Description of summary()
The summary() function is an r function with the form of summary(variable) where the variable can be any dataset. It returns the number of incidences at least value in an all vector. It also returns the maximum, minimum, mean, median, first quantile, and third quantile. If the dataset is a data frame this data in a table based on each of each column. It provides information in a quick and simple manner using a single function.
Key features of summary()
An important feature of the summary function is the fact that it can be used with data set containing multiple variables. While you can get some of the same information from boxplot or bar chart the summary table produced by this r function is numerical rather than graphical. The frequency table provides a simple numeric value allowing you to see the number of occurrences at a glance. The features that you get the most results from its interaction with different types of variables. For example, a vector will produce a simple list, a data frame produces a chart.
Examples of summary() in action
Here are two examples of the use of the summary function. The first one involves a vector in the second one uses a data frame. They make for a good illustration of the differences in the results from different types of data sets.
> demo = 0:100
Min. 1st Qu. Median Mean 3rd Qu. Max.
0 25 50 50 75 100
In this case, we have a simple vector from one to a hundred. The result is a very simple chart showing the values of each of the summary quantities.
> group = data.frame(
+ name = c(“Bob”, “Tim”,”Sue”,”Tim”,”Betty”,”Charles”),
+ age = c( 25, 30, 33, 35, 86, 56),
+ pay = c(200, 300, 333, 250, 400, 350)
name age pay
Betty :1 Min. :25.00 Min. :200.0
Bob :1 1st Qu.:30.75 1st Qu.:262.5
Charles:1 Median :34.00 Median :316.5
Sue :1 Mean :44.17 Mean :305.5
Tim :2 3rd Qu.:50.75 3rd Qu.:345.8
Max. :86.00 Max. :400.0
This time we put a data frame into the summary() function and it produces results for each column. For names, it produces the number of occurrences, and for age and pay, it produces columns of summary values use for each.
Alternatives to summary()
It is possible to produce all of these results with separate functions. There are six other functions that produce the same results as the summary() function.

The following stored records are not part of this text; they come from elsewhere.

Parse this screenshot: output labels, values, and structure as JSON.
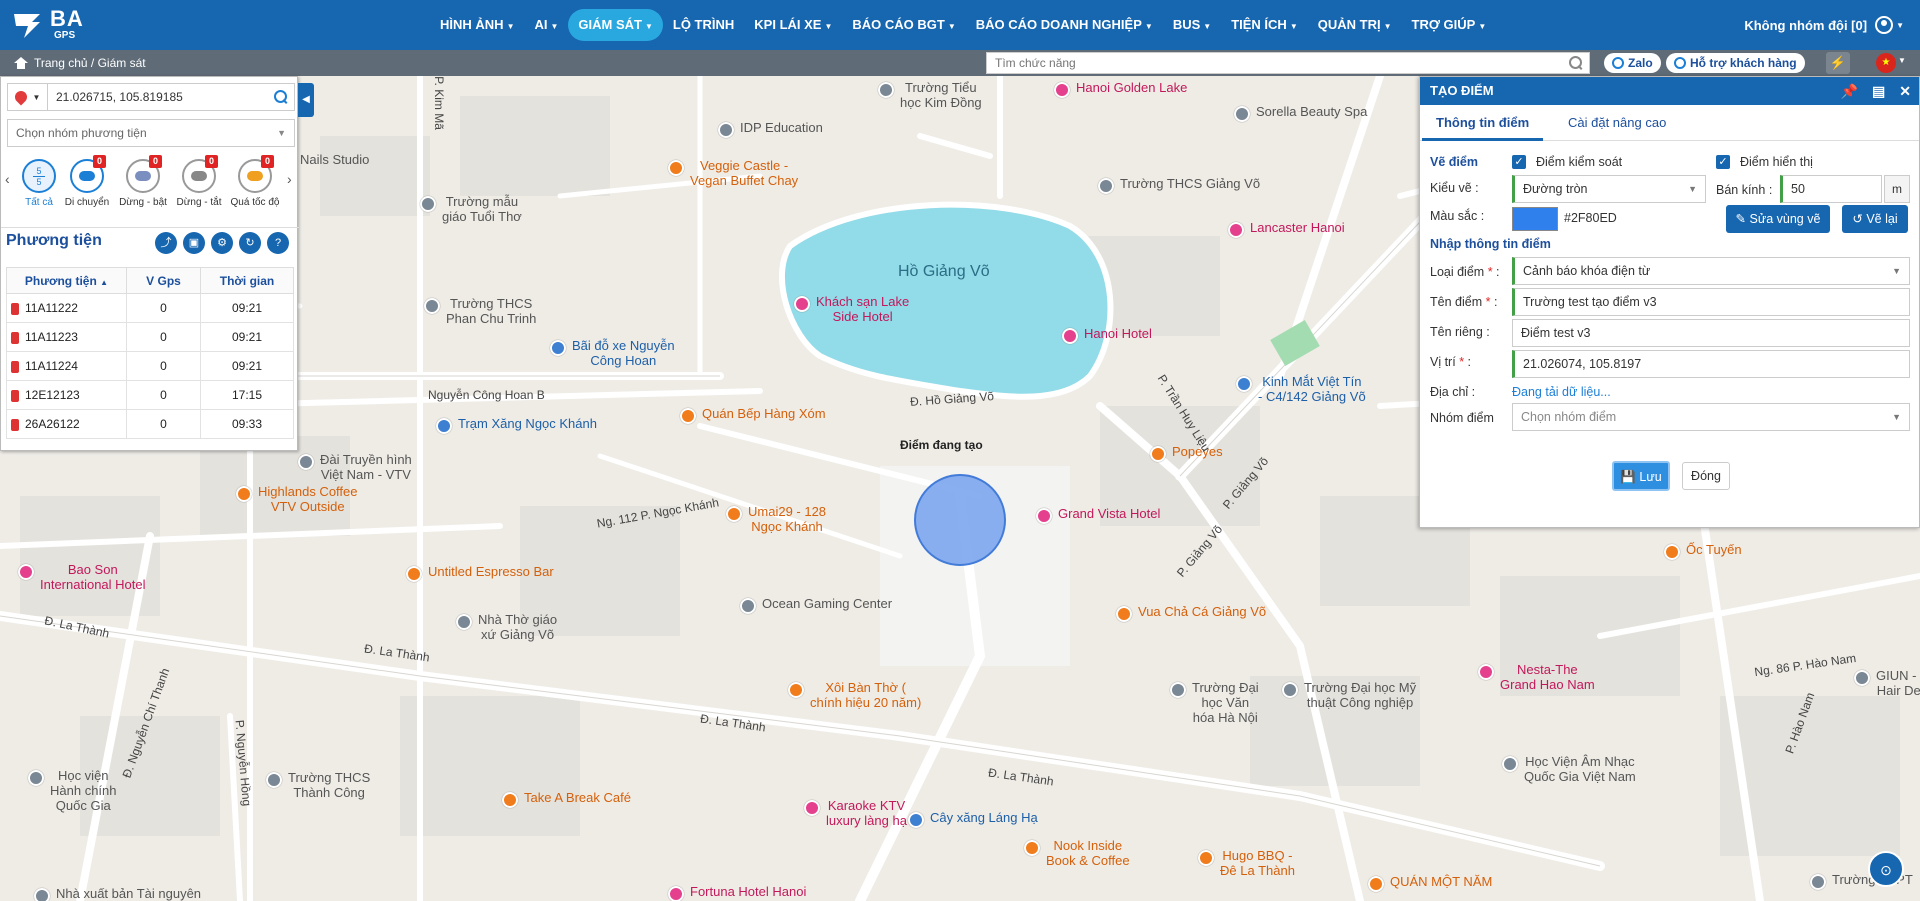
{
  "brand": {
    "name": "BA",
    "sub": "GPS"
  },
  "nav": {
    "items": [
      {
        "label": "HÌNH ẢNH",
        "caret": true
      },
      {
        "label": "AI",
        "caret": true
      },
      {
        "label": "GIÁM SÁT",
        "caret": true,
        "active": true
      },
      {
        "label": "LỘ TRÌNH",
        "caret": false
      },
      {
        "label": "KPI LÁI XE",
        "caret": true
      },
      {
        "label": "BÁO CÁO BGT",
        "caret": true
      },
      {
        "label": "BÁO CÁO DOANH NGHIỆP",
        "caret": true
      },
      {
        "label": "BUS",
        "caret": true
      },
      {
        "label": "TIỆN ÍCH",
        "caret": true
      },
      {
        "label": "QUẢN TRỊ",
        "caret": true
      },
      {
        "label": "TRỢ GIÚP",
        "caret": true
      }
    ],
    "team": "Không nhóm đội [0]"
  },
  "subbar": {
    "breadcrumb": "Trang chủ / Giám sát",
    "search_placeholder": "Tìm chức năng",
    "zalo": "Zalo",
    "support": "Hỗ trợ khách hàng"
  },
  "left": {
    "coords": "21.026715, 105.819185",
    "group_placeholder": "Chọn nhóm phương tiện",
    "statuses": [
      {
        "label": "Tất cả",
        "value": "5\n5"
      },
      {
        "label": "Di chuyển",
        "badge": "0"
      },
      {
        "label": "Dừng - bật",
        "badge": "0"
      },
      {
        "label": "Dừng - tắt",
        "badge": "0"
      },
      {
        "label": "Quá tốc độ",
        "badge": "0"
      }
    ],
    "title": "Phương tiện",
    "columns": [
      "Phương tiện",
      "V Gps",
      "Thời gian"
    ],
    "rows": [
      [
        "11A11222",
        "0",
        "09:21"
      ],
      [
        "11A11223",
        "0",
        "09:21"
      ],
      [
        "11A11224",
        "0",
        "09:21"
      ],
      [
        "12E12123",
        "0",
        "17:15"
      ],
      [
        "26A26122",
        "0",
        "09:33"
      ]
    ]
  },
  "panel": {
    "title": "TẠO ĐIỂM",
    "tab_info": "Thông tin điểm",
    "tab_adv": "Cài đặt nâng cao",
    "draw_section": "Vẽ điểm",
    "chk_control": "Điểm kiểm soát",
    "chk_display": "Điểm hiển thị",
    "draw_type_label": "Kiểu vẽ :",
    "draw_type": "Đường tròn",
    "radius_label": "Bán kính :",
    "radius": "50",
    "unit": "m",
    "color_label": "Màu sắc :",
    "color_hex": "#2F80ED",
    "edit_btn": "Sửa vùng vẽ",
    "redraw_btn": "Vẽ lại",
    "input_section": "Nhập thông tin điểm",
    "type_label": "Loại điểm",
    "type_value": "Cảnh báo khóa điện từ",
    "name_label": "Tên điểm",
    "name_value": "Trường test tạo điểm v3",
    "private_label": "Tên riêng :",
    "private_value": "Điểm test v3",
    "pos_label": "Vị trí",
    "pos_value": "21.026074, 105.8197",
    "addr_label": "Địa chỉ :",
    "addr_value": "Đang tải dữ liệu...",
    "group_label": "Nhóm điểm",
    "group_placeholder": "Chọn nhóm điểm",
    "save": "Lưu",
    "close": "Đóng"
  },
  "map": {
    "circle_label": "Điểm đang tạo",
    "lake": "Hồ Giảng Võ",
    "places": [
      {
        "t": "Trường Tiểu\nhọc Kim Đồng",
        "c": ""
      },
      {
        "t": "IDP Education",
        "c": ""
      },
      {
        "t": "Nails Studio",
        "c": ""
      },
      {
        "t": "Veggie Castle -\nVegan Buffet Chay",
        "c": "orange"
      },
      {
        "t": "Trường mẫu\ngiáo Tuổi Thơ",
        "c": ""
      },
      {
        "t": "Trường THCS\nPhan Chu Trinh",
        "c": ""
      },
      {
        "t": "Bãi đỗ xe Nguyễn\nCông Hoan",
        "c": "blue"
      },
      {
        "t": "Trạm Xăng Ngọc Khánh",
        "c": "blue"
      },
      {
        "t": "Quán Bếp Hàng Xóm",
        "c": "orange"
      },
      {
        "t": "Hanoi Golden Lake",
        "c": "pink"
      },
      {
        "t": "Sorella Beauty Spa",
        "c": ""
      },
      {
        "t": "Trường THCS Giảng Võ",
        "c": ""
      },
      {
        "t": "Lancaster Hanoi",
        "c": "pink"
      },
      {
        "t": "Khách sạn Lake\nSide Hotel",
        "c": "pink"
      },
      {
        "t": "Hanoi Hotel",
        "c": "pink"
      },
      {
        "t": "Kinh Mắt Việt Tín\n- C4/142 Giảng Võ",
        "c": "blue"
      },
      {
        "t": "Popeyes",
        "c": "orange"
      },
      {
        "t": "Grand Vista Hotel",
        "c": "pink"
      },
      {
        "t": "Đài Truyền hình\nViệt Nam - VTV",
        "c": ""
      },
      {
        "t": "Highlands Coffee\nVTV Outside",
        "c": "orange"
      },
      {
        "t": "Umai29 - 128\nNgọc Khánh",
        "c": "orange"
      },
      {
        "t": "Untitled Espresso Bar",
        "c": "orange"
      },
      {
        "t": "Ocean Gaming Center",
        "c": ""
      },
      {
        "t": "Bao Son\nInternational Hotel",
        "c": "pink"
      },
      {
        "t": "Nhà Thờ giáo\nxứ Giảng Võ",
        "c": ""
      },
      {
        "t": "Vua Chả Cá Giảng Võ",
        "c": "orange"
      },
      {
        "t": "Xôi Bàn Thờ (\nchính hiệu 20 năm)",
        "c": "orange"
      },
      {
        "t": "Trường Đại\nhọc Văn\nhóa Hà Nội",
        "c": ""
      },
      {
        "t": "Trường Đại học Mỹ\nthuật Công nghiệp",
        "c": ""
      },
      {
        "t": "Nesta-The\nGrand Hao Nam",
        "c": "pink"
      },
      {
        "t": "Ốc Tuyến",
        "c": "orange"
      },
      {
        "t": "Học Viện Âm Nhạc\nQuốc Gia Việt Nam",
        "c": ""
      },
      {
        "t": "Trường THCS\nThành Công",
        "c": ""
      },
      {
        "t": "Take A Break Café",
        "c": "orange"
      },
      {
        "t": "Karaoke KTV\nluxury làng hạ",
        "c": "pink"
      },
      {
        "t": "Cây xăng Láng Hạ",
        "c": "blue"
      },
      {
        "t": "Nook Inside\nBook & Coffee",
        "c": "orange"
      },
      {
        "t": "Hugo BBQ -\nĐê La Thành",
        "c": "orange"
      },
      {
        "t": "QUÁN MỘT NĂM",
        "c": "orange"
      },
      {
        "t": "Học viện\nHành chính\nQuốc Gia",
        "c": ""
      },
      {
        "t": "Nhà xuất bản Tài nguyên",
        "c": ""
      },
      {
        "t": "Fortuna Hotel Hanoi",
        "c": "pink"
      },
      {
        "t": "Trường THPT",
        "c": ""
      },
      {
        "t": "GIUN - Me\nHair Desig",
        "c": ""
      }
    ],
    "roads": [
      "Nguyễn Công Hoan",
      "Nguyễn Công Hoan B",
      "Ng. 112 P. Ngọc Khánh",
      "Đ. La Thành",
      "Đ. La Thành",
      "Đ. La Thành",
      "Đ. La Thành",
      "P. Giảng Võ",
      "P. Giảng Võ",
      "P. Trần Huy Liệu",
      "Đ. Hồ Giảng Võ",
      "P. Kim Mã",
      "P. Nguyễn Hồng",
      "Đ. Nguyễn Chí Thanh",
      "P. Hào Nam",
      "Ng. 86 P. Hào Nam"
    ]
  }
}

- table() – Produces the number of occurrences of each element
- max() – Produces the maximum value
- min() – Produces the minimum value
- quantile() – Produces the quarterly values of the range
- mean() – Produces the average value
- median() – produces the middle n Value
The big advantage that the summary() function has is that you get everything with one function. Using the other r function requires more effort.
The summary() function is a very useful tool in r. If you need to produce a summary of your data set this is a quick and easy way to do it. Furthermore, it will help you understand the data by providing important statistics about it.